Het is waarschijnlijk dat de mannetjes van deze grote vogels tijdens het voortplantingsseizoen een soort tentoonstelling maakten om de vrouwtjes aan te trekken. Dit gedrag is echter onderhevig aan sterke speculatie. Er zijn geen gedetailleerde beschrijvingen van deze aspecten voor deze soort.

Het is ook niet bekend of er botsingen waren tussen mannen voor het recht om te paren..

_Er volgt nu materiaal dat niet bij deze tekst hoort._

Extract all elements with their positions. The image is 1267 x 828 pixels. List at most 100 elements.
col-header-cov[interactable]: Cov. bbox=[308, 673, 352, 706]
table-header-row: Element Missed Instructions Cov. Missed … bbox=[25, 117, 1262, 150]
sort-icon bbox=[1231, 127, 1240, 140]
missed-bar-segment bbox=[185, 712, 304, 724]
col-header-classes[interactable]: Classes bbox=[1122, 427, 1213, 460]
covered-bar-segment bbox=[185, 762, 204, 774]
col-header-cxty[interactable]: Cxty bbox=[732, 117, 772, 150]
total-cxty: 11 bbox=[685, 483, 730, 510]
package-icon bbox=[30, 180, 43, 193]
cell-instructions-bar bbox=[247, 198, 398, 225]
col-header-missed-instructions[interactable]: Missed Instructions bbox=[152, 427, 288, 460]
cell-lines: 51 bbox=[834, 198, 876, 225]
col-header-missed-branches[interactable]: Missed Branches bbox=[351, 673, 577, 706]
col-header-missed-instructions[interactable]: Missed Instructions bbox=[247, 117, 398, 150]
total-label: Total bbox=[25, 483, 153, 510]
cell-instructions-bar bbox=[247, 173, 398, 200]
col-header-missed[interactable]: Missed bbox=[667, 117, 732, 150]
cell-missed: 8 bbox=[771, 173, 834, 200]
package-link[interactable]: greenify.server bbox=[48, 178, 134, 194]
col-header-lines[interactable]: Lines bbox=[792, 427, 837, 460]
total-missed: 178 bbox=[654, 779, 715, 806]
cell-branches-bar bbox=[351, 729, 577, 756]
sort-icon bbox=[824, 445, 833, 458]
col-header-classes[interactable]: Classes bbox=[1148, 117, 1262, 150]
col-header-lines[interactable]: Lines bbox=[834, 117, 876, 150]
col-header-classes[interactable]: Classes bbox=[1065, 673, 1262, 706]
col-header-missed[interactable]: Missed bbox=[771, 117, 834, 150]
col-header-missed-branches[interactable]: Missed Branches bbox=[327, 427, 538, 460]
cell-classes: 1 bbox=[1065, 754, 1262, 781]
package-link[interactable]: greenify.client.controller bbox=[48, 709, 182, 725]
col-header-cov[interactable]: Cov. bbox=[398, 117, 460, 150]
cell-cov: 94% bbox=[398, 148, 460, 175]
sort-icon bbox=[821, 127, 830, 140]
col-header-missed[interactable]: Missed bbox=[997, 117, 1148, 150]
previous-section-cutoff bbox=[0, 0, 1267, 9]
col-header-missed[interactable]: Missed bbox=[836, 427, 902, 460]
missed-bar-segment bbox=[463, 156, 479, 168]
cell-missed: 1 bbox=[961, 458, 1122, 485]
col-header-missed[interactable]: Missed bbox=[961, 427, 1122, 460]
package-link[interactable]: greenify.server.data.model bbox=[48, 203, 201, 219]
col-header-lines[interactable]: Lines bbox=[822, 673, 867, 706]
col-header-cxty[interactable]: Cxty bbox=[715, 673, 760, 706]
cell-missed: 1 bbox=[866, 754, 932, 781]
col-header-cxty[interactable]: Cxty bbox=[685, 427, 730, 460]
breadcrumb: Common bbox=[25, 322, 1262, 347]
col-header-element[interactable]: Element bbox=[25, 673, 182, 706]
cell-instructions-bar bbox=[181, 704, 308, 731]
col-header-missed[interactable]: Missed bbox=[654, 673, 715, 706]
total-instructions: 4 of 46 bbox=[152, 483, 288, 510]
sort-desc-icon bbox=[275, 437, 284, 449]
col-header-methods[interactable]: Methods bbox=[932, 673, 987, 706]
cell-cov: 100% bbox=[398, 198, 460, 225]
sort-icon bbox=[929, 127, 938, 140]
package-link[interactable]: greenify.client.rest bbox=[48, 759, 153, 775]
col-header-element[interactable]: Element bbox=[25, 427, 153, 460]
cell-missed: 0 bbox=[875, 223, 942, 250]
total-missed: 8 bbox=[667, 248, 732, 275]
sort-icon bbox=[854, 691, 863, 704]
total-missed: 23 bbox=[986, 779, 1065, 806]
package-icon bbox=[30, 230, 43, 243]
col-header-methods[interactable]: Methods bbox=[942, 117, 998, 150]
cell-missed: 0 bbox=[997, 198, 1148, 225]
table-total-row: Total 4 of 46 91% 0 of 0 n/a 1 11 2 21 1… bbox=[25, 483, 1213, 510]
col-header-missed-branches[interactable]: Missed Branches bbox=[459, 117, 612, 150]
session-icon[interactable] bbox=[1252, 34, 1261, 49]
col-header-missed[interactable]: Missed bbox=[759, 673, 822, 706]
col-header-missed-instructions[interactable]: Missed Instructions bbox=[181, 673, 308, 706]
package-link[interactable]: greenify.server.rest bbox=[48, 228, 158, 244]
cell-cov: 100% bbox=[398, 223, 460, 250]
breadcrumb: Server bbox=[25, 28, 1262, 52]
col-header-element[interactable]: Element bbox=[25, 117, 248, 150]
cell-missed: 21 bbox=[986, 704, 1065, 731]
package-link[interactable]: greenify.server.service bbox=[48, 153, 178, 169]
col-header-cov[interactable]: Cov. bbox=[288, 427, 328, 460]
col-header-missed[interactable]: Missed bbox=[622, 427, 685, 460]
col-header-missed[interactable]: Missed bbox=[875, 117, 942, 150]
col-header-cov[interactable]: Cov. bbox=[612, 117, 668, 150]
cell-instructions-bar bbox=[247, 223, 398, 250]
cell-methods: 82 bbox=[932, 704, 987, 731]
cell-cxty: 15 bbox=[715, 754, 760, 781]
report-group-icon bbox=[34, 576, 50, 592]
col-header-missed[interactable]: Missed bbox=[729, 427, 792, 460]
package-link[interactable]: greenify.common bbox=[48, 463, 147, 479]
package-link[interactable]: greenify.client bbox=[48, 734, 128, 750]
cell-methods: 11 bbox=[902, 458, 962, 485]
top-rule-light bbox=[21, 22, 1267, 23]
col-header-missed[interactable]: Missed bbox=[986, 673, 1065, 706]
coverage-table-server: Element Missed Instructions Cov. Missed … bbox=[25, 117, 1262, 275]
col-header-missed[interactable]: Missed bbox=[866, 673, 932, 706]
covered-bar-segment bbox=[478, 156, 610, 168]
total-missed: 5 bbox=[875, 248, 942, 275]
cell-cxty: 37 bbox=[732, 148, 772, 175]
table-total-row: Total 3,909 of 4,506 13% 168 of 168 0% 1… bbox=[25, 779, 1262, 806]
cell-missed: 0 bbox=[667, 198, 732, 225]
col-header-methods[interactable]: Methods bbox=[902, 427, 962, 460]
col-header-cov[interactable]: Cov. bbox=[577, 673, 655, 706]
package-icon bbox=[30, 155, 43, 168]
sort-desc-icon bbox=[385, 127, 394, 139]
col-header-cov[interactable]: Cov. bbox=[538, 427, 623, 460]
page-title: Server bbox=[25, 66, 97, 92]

Bovendien gedroegen ze zich vanwege hun grote omvang waarschijnlijk als territoriale vogels, aangezien de concurrentie om hulpbronnen in tijden van schaarste sterk moest zijn..

Referenties

  1. Angst, D., Chinsamy, A., Steel, L., & Hume, J. P. (2017). Bothistologie werpt nieuw licht op de ecologie van de dodo (Raphus cucullatus, Vogels, Columbiformes). Wetenschappelijke rapporten, 7(1), 7993.
  2. BirdLife International 2016. Raphus cucullatus. De IUCN Rode Lijst van bedreigde diersoorten 2016: e.T22690059A93259513. http://dx.doi.org/10.2305/IUCN.UK.2016-3.RLTS.T22690059A93259513.en. Gedownload op 21 december 2019.
  3. BirdLife International (2019) Species factsheet: Raphus cucullatus. Gedownload van http://www.birdlife.org op 21-12-2019.
  4. Cheke, A. S. (2006). Uitstervingsdata vaststellen - het merkwaardige geval van de dodo Raphus cucullatus en de rode kip Aphanapteryx bonasia. Ibis, 148(1), 155-158.
  5. Livezey, B. C. (1993). Een ecomorfologische review van de dodo (Raphus cucullatus) en solitaire (Eenzame pezophaps), vliegende Columbiformes van de Mascarene-eilanden. Journal of Zoology, 230(2), 247-292.
  6. Temple, S. A. (1977). Plant-dier mutualisme: co-evolutie met dodo leidt tot bijna uitsterven van planten. Wetenschap, 197(4306), 885-886.
  7. Roberts, D. L., en Solow, A. R. (2003). Loopvogels: wanneer stierf de dodo uit?. Natuur, 426(6964), 245.
  8. Shapiro, B., Sibthorpe, D., Rambaut, A., Austin, J., Wragg, G. M., Bininda-Emonds, O. R., ... & Cooper, A. (2002). Vlucht van de dodo. Wetenschap, 295(5560), 1683-1683.

Niemand heeft nog op dit artikel gereageerd.